Bu kitaba aşığım ama kendi kitabın hakkında ne düşünüyorsun?
-Adel'in depresif kişiliğinden dolayı yazmaktan zevk aldığım bir kitap değil. Çok sevdiğim söylenemez. Yazarken de amacım, öyle büyük ve inanılmaz olayların gerçekleşeceği bir kurgu değildi. Sadece dinlenmek ve birazda kafamdaki kurguları toparlamak için araya soktuğum bir hikayeydi.
Genede "Çikolatam olur musun?" çok sevilin bir kitap. Herneyse sıradaki soru kitaplarını yazarken nereden ilham alıyorsun?
-Notalardan. Hüzünlü bir bölüm yazacaksam mutlaka hüzünlü parçalar dinlemem gerekiyor, aksine neşeli bir bölüm olacaksa hareketli müzikler dinliyorum. Sonra bölüm ortaya çıkıveriyor. Öyle yazmak için pek yaşadıklarından ilham alan yazarlardan değilim, maalesef.
Olsun genede çok güzel yazıyorsun. Peki sana bir şey sorucam kendini erkek gözüyle nasıl buluyorsun?
-Bu zor bir soru oldu benim için. Kendimi erkek gözüyle düşünmeyeceğim, pek anlamam o işlerden. O yüzden bu soruyu pas geçiyorum
Tamam sorun yok. Bize bir anını anlatır mısın?

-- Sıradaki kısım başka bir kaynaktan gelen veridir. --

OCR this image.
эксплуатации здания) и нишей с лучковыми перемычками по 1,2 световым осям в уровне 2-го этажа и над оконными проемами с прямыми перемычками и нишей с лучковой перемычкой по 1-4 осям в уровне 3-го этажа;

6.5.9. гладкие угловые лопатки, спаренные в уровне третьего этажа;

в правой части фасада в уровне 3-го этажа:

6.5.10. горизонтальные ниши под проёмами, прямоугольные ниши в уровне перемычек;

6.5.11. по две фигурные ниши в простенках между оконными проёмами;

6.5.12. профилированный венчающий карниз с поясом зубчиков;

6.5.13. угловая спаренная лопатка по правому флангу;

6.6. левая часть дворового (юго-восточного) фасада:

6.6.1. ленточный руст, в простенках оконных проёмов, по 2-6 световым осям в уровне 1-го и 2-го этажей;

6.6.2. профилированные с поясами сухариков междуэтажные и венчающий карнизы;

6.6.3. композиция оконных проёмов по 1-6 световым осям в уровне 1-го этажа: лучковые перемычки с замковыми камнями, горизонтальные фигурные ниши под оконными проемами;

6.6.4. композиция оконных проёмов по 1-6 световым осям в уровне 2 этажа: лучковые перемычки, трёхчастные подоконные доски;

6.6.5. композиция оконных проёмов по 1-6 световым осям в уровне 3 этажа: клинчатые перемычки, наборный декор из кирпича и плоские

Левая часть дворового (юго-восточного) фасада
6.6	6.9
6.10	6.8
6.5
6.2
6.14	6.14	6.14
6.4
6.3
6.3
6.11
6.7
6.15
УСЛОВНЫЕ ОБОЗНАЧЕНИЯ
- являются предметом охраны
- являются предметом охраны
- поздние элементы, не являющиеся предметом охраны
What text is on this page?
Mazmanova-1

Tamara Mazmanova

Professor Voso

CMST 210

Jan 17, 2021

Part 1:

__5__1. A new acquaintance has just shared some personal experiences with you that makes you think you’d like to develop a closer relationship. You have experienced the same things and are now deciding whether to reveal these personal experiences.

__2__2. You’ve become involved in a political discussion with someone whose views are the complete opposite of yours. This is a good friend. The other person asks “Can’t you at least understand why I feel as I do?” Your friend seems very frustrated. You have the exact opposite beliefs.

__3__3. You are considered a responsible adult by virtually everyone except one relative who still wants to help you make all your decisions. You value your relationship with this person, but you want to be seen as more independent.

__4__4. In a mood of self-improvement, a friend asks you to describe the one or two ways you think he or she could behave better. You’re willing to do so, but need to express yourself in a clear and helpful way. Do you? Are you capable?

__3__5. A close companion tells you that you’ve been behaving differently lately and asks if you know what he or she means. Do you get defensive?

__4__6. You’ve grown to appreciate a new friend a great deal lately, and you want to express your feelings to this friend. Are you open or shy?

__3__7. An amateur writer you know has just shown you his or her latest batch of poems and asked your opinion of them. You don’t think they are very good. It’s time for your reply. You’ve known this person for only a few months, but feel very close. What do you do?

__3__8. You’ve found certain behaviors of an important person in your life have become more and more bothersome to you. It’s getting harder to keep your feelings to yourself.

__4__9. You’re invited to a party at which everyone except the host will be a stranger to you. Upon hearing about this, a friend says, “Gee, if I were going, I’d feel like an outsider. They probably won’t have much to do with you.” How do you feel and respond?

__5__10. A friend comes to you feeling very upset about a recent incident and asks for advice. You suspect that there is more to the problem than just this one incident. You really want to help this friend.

-Böyle sorunca bir an için kilitlenip kaldım. Anılarım genellikle yaşanıldığı anlarda yaşadığımız kişilere özel olduğu için, pek anlaşılmayacaktır büyük ihtimalle. Ama aklıma ilk gelen çok iğrenç bir anım var, daha bacak kadar boyum varken, üçüncü sınıftayken yanılmıyorsam, sınıfımızdaki bir arkadaşım, evimin önüne gelip balkon da bir Türk Filmi Klişesini gerçekleştirip, şarkı söylemişti(Sesi de karga gibiydi). Bir de böyle artık nereden topladıysa, dikenli güllerle küçük bir kalp yapmış, içine de baş harflerimizi yazmaya çalışmış ama gül yetmeyince, D harfini I gibi bir şey yapmıştı. Herkese rezil olmuştum ve çocukla tam üç ay boyunca konuşmayıp onu öğretmene şikayet etmiştim.
Vay be!
Bize bir kitap önerir misin?
-Martin Eden. Yazmaya başlamama neden olan romandır. Kitap Jack London'ın hayatını anlatıyor ve o kadar güzel ki, bence mutlaka okunmalı.
Bir bakmalıyım. Bende Bir Kalp Hapishanesi öneririm.Senin tam adını öğrenebilir miyim?
-Önerine bakacağım. Tam adım Dilek Tarıncı.
İkinci adın olmaması çok iyi olmalı
-İkinci bir adım yok, ama kendi adımdan daha çok seslenilen bir göbek adına sahibim :/ Ama yine de pek şikayetçi olduğum söylenemez.
:D Son söylemek istediğin bir şey var mı?
-Yok, röportaj için teşekkürler. Zevkliydi.